As discussed above, the right to vote is perhaps the most important right enjoyed by stakeholders. They are required to vote on all important decisions of the company. The majority required for different decisions is different. In India, for prospective business combinations (i.e. mergers and acquisitions), a minimum approval of 75% of shareholders is required. Voting is done by both the concerned companies, and the proposal only goes through when it is ratified by both sets of stakeholders. Votes for this are sought at a special meeting i.e. EGM. Shareholders may be present to vote, vote online or by proxy.
Voting on other important matters is done at the AGM, as described above. AGMs are normally only attended by major stakeholders. Others consider it an unimportant activity because they feel they don’t hold much sway with the management. However, AGMs present a very good platform for smaller shareholders to present their opinion before the management and other stakeholders, which they may not otherwise get. This is called shareholder activism. Management and large stakeholders may sometimes work hand in glove at the cost of smaller shareholders. However, the AGM provides them the opportunity to join forces with other small stakeholders and vote together against such resolutions. This phenomenon was brought to prominence recently by shareholders of United Spirits, a leading winemaker.
A conference call takes place at the end of every quarter, just as an AGM takes place at the end of every financial year. However, unlike an AGM, it is conducted over a telephone rather than in person. It involves the company’s top management and legal advisors, who interact with leading asset management companies and stock analysts. Traditionally, common shareholders are not a part of conference calls. This is why they are sometimes called analyst calls. Conference calls begin with an address from the management, where it discusses the company’s activities during the period and gives financial figures pertaining to it. The plans for the future are also discussed. Then, the floor is opened for the audiences to ask questions. Since there are no shareholders in a conference call, no voting takes place.

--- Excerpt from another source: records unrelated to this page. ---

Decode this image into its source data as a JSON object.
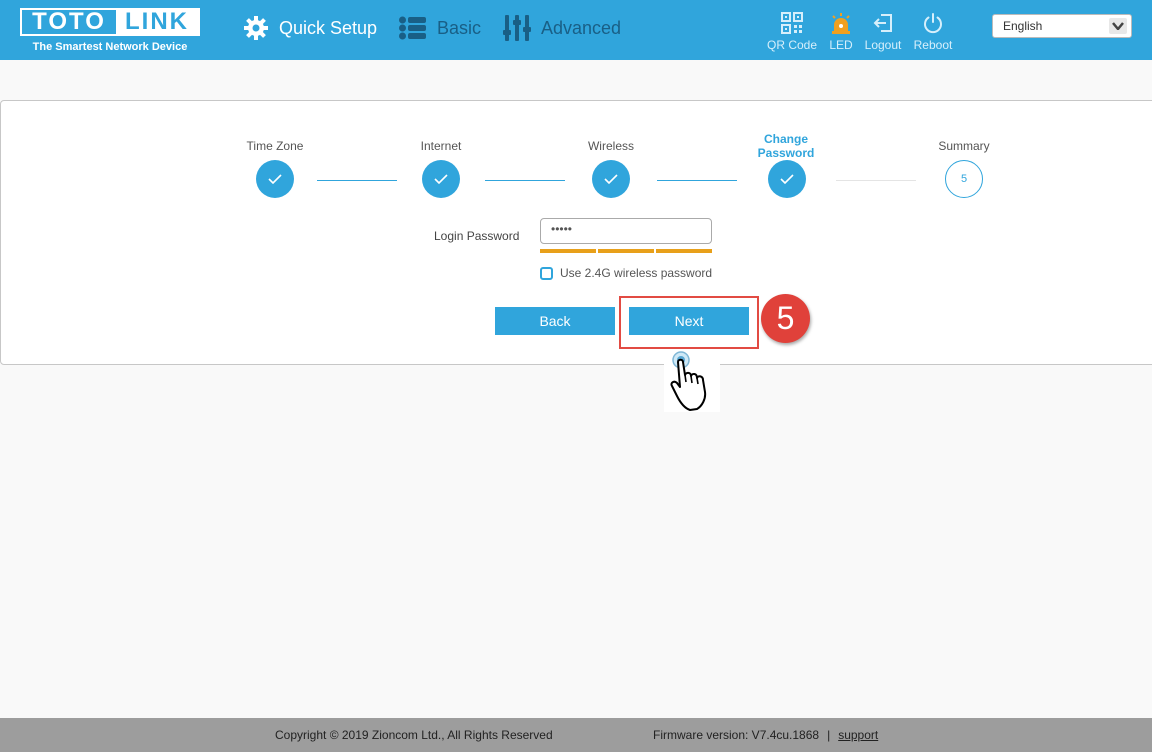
{
  "header": {
    "logo_left": "TOTO",
    "logo_right": "LINK",
    "tagline": "The Smartest Network Device",
    "nav": {
      "quick_setup": "Quick Setup",
      "basic": "Basic",
      "advanced": "Advanced"
    },
    "tools": {
      "qr_code": "QR Code",
      "led": "LED",
      "logout": "Logout",
      "reboot": "Reboot"
    },
    "language": "English",
    "colors": {
      "bar": "#30a5dc",
      "inactive_nav": "#195f86",
      "led_icon": "#f0a020"
    }
  },
  "wizard": {
    "steps": [
      {
        "label": "Time Zone",
        "state": "done"
      },
      {
        "label": "Internet",
        "state": "done"
      },
      {
        "label": "Wireless",
        "state": "done"
      },
      {
        "label_line1": "Change",
        "label_line2": "Password",
        "state": "current"
      },
      {
        "label": "Summary",
        "number": "5",
        "state": "pending"
      }
    ],
    "password_label": "Login Password",
    "password_value": "•••••",
    "strength_segments": 3,
    "checkbox_label": "Use 2.4G wireless password",
    "back_label": "Back",
    "next_label": "Next",
    "annotation_number": "5"
  },
  "footer": {
    "copyright": "Copyright © 2019 Zioncom Ltd., All Rights Reserved",
    "firmware": "Firmware version: V7.4cu.1868",
    "separator": "|",
    "support": "support"
  }
}
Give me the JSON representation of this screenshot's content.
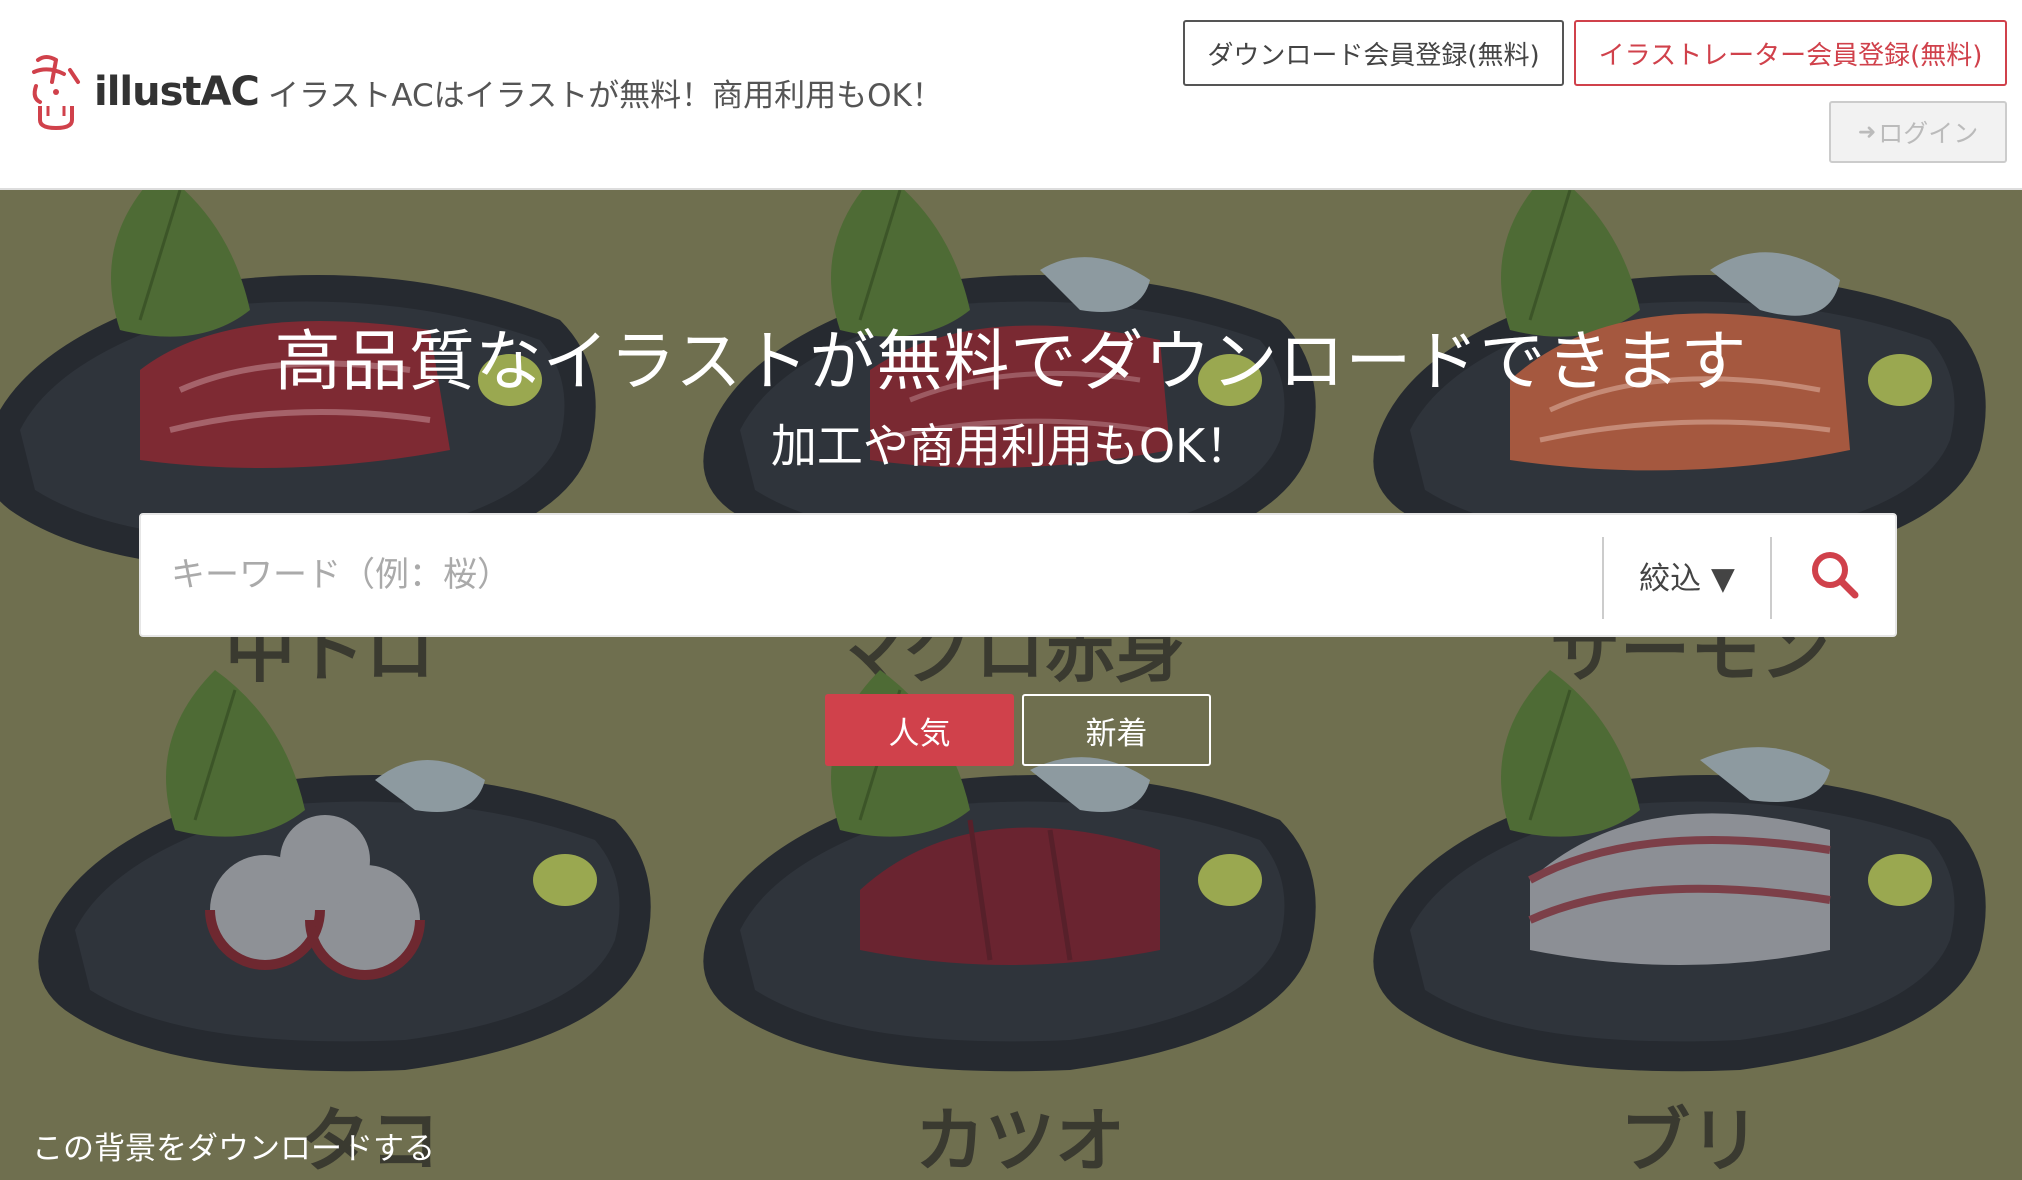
{
  "header": {
    "logo_text": "illustAC",
    "tagline": "イラストACはイラストが無料！商用利用もOK！",
    "download_member_label": "ダウンロード会員登録(無料)",
    "illustrator_member_label": "イラストレーター会員登録(無料)",
    "login_label": "ログイン"
  },
  "hero": {
    "headline": "高品質なイラストが無料でダウンロードできます",
    "subhead": "加工や商用利用もOK！",
    "background_labels": [
      "中トロ",
      "マグロ赤身",
      "サーモン",
      "タコ",
      "カツオ",
      "ブリ"
    ],
    "download_background_link": "この背景をダウンロードする"
  },
  "search": {
    "placeholder": "キーワード（例：桜）",
    "value": "",
    "filter_label": "絞込 ▼",
    "button_icon": "search-icon"
  },
  "tabs": [
    {
      "label": "人気",
      "active": true
    },
    {
      "label": "新着",
      "active": false
    }
  ],
  "colors": {
    "accent": "#d0414b",
    "hero_background": "#6f6f4f",
    "plate": "#2d3036"
  }
}
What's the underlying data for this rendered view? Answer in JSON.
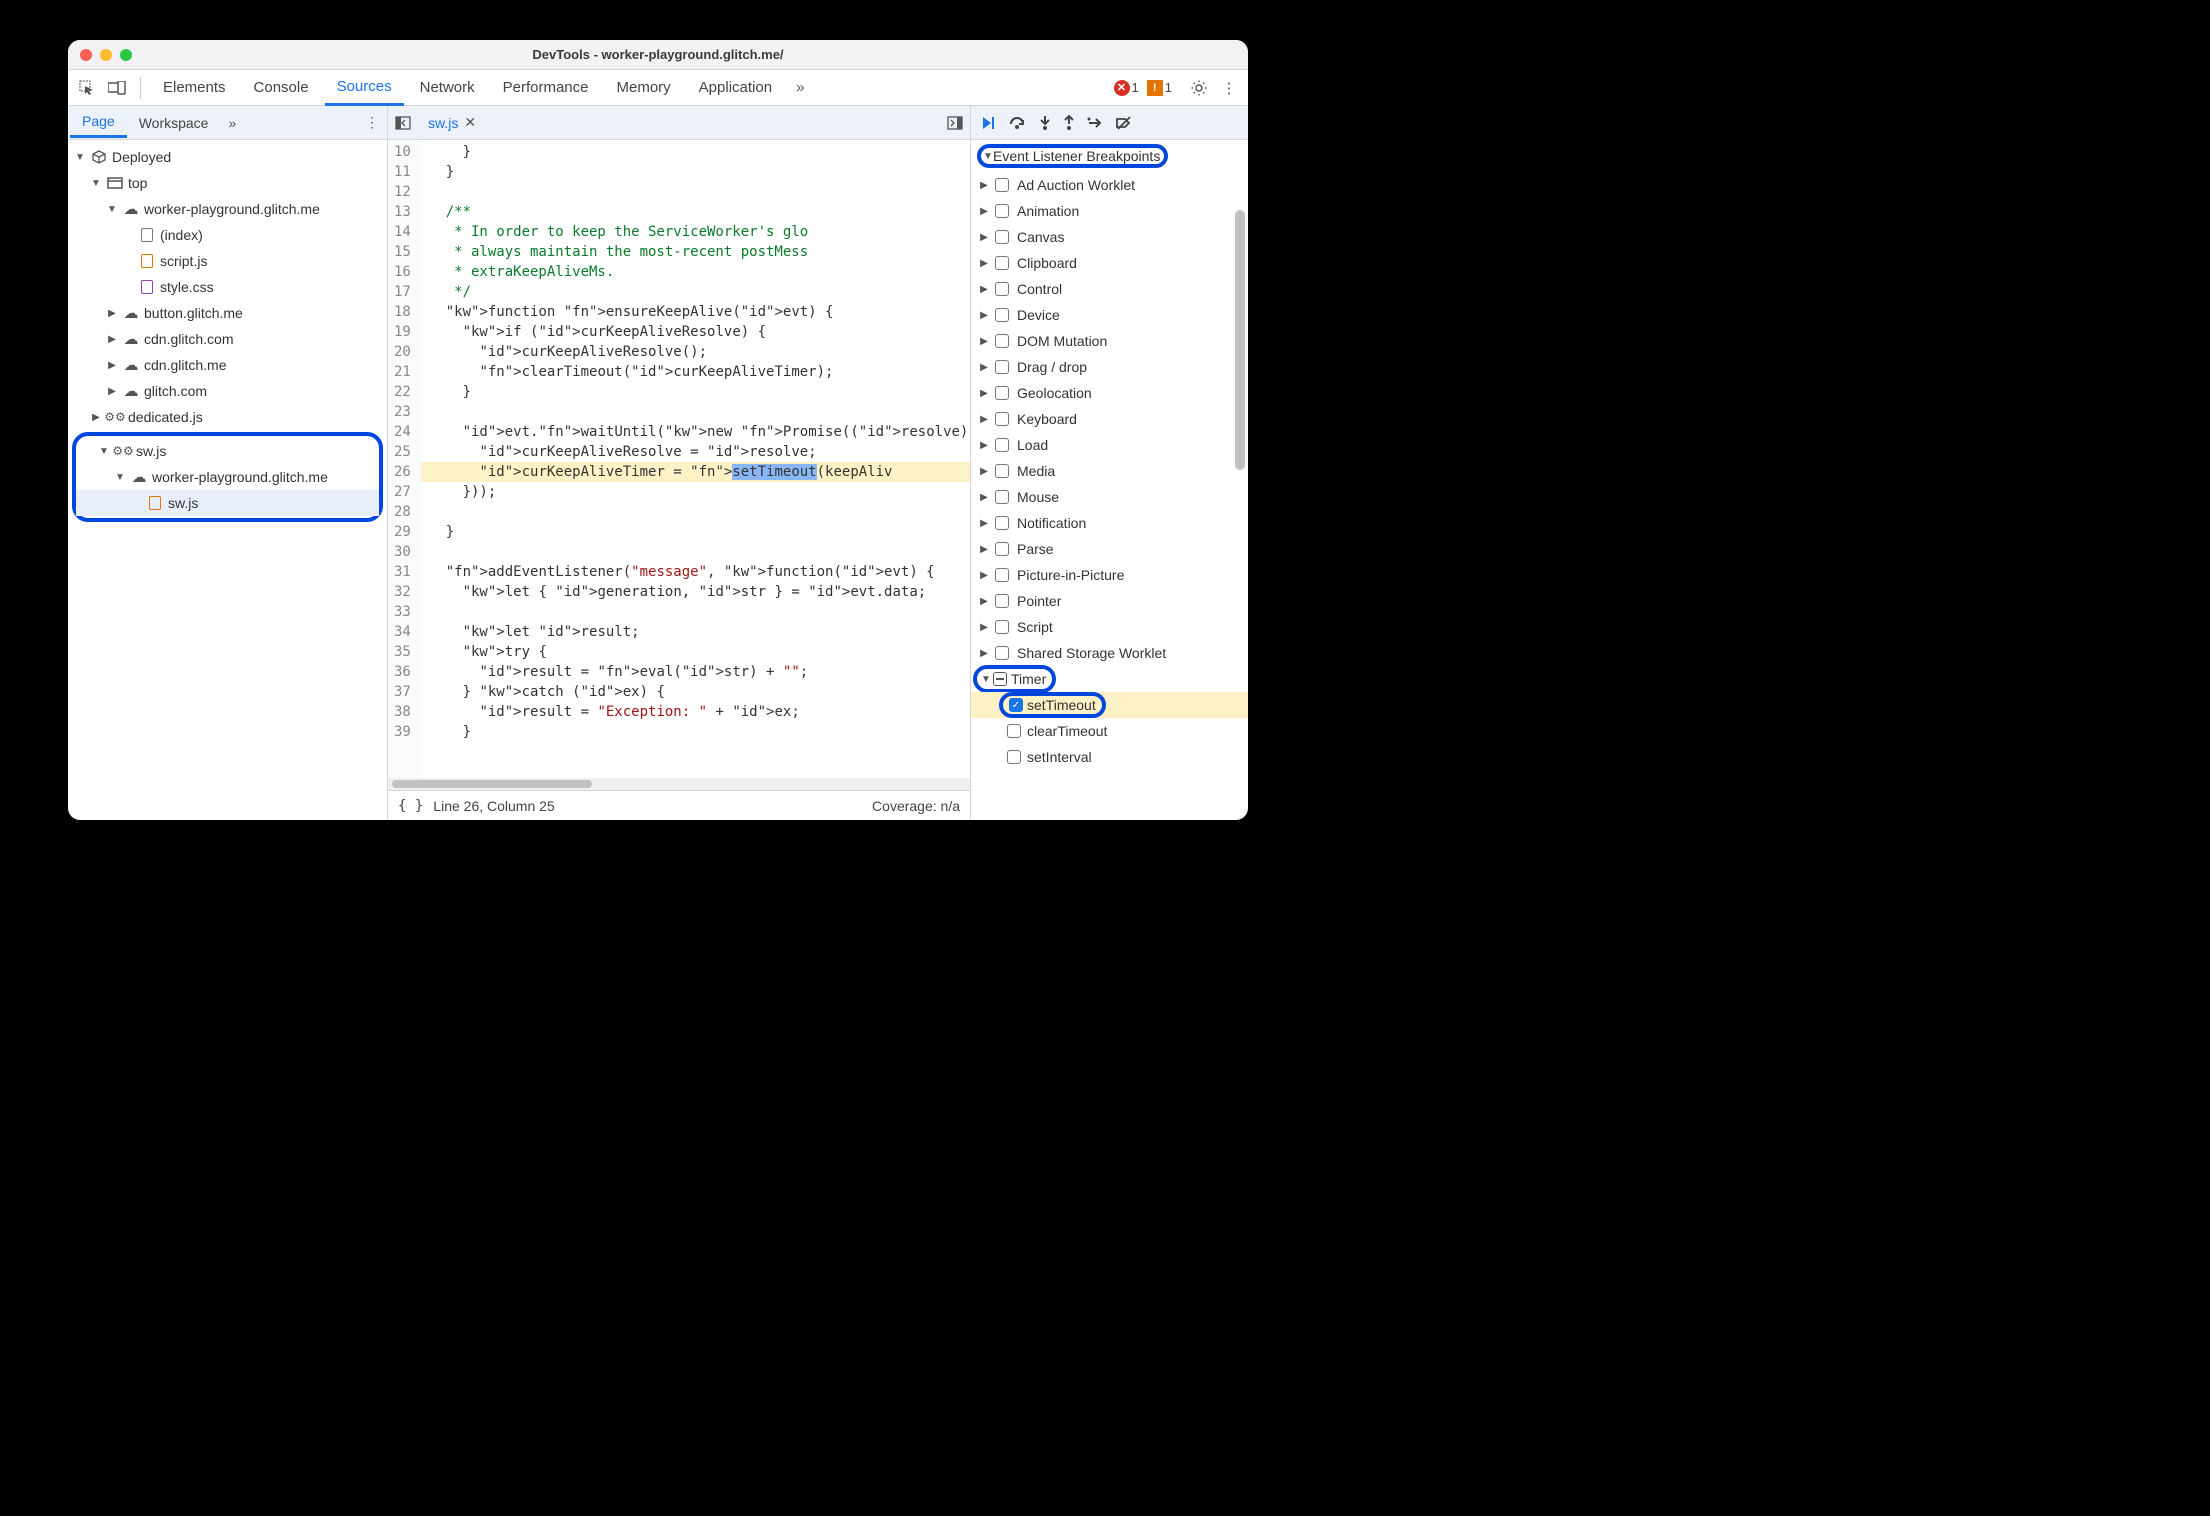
{
  "window": {
    "title": "DevTools - worker-playground.glitch.me/"
  },
  "main_tabs": {
    "items": [
      "Elements",
      "Console",
      "Sources",
      "Network",
      "Performance",
      "Memory",
      "Application"
    ],
    "active": "Sources"
  },
  "toolbar_right": {
    "error_count": "1",
    "warning_count": "1"
  },
  "left": {
    "tabs": [
      "Page",
      "Workspace"
    ],
    "active": "Page",
    "tree": {
      "root": "Deployed",
      "top": "top",
      "origin1": "worker-playground.glitch.me",
      "files1": [
        "(index)",
        "script.js",
        "style.css"
      ],
      "origins_more": [
        "button.glitch.me",
        "cdn.glitch.com",
        "cdn.glitch.me",
        "glitch.com"
      ],
      "dedicated": "dedicated.js",
      "sw_root": "sw.js",
      "sw_origin": "worker-playground.glitch.me",
      "sw_file": "sw.js"
    }
  },
  "editor": {
    "file_tab": "sw.js",
    "first_line": 10,
    "lines": [
      "    }",
      "  }",
      "",
      "  /**",
      "   * In order to keep the ServiceWorker's glo",
      "   * always maintain the most-recent postMess",
      "   * extraKeepAliveMs.",
      "   */",
      "  function ensureKeepAlive(evt) {",
      "    if (curKeepAliveResolve) {",
      "      curKeepAliveResolve();",
      "      clearTimeout(curKeepAliveTimer);",
      "    }",
      "",
      "    evt.waitUntil(new Promise((resolve) => {",
      "      curKeepAliveResolve = resolve;",
      "      curKeepAliveTimer = setTimeout(keepAliv",
      "    }));",
      "",
      "  }",
      "",
      "  addEventListener(\"message\", function(evt) {",
      "    let { generation, str } = evt.data;",
      "",
      "    let result;",
      "    try {",
      "      result = eval(str) + \"\";",
      "    } catch (ex) {",
      "      result = \"Exception: \" + ex;",
      "    }"
    ],
    "status_line": "Line 26, Column 25",
    "coverage": "Coverage: n/a"
  },
  "right": {
    "section_title": "Event Listener Breakpoints",
    "categories": [
      "Ad Auction Worklet",
      "Animation",
      "Canvas",
      "Clipboard",
      "Control",
      "Device",
      "DOM Mutation",
      "Drag / drop",
      "Geolocation",
      "Keyboard",
      "Load",
      "Media",
      "Mouse",
      "Notification",
      "Parse",
      "Picture-in-Picture",
      "Pointer",
      "Script",
      "Shared Storage Worklet"
    ],
    "timer": {
      "label": "Timer",
      "children": [
        "setTimeout",
        "clearTimeout",
        "setInterval"
      ],
      "checked": "setTimeout"
    }
  }
}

Conference calls for major companies are broadcasted live on TV and are also available on the company websites. Although companies anyway release their quarterly results at the end of the period, conference calls allow analysts to ask questions to the management. This helps shareholders learn more about the company’s performance and take cues for the future. This results in better investment decisions. Stakeholders also take conference calls as an opportunity to mail their concerns to the company, to which managements frequently respond.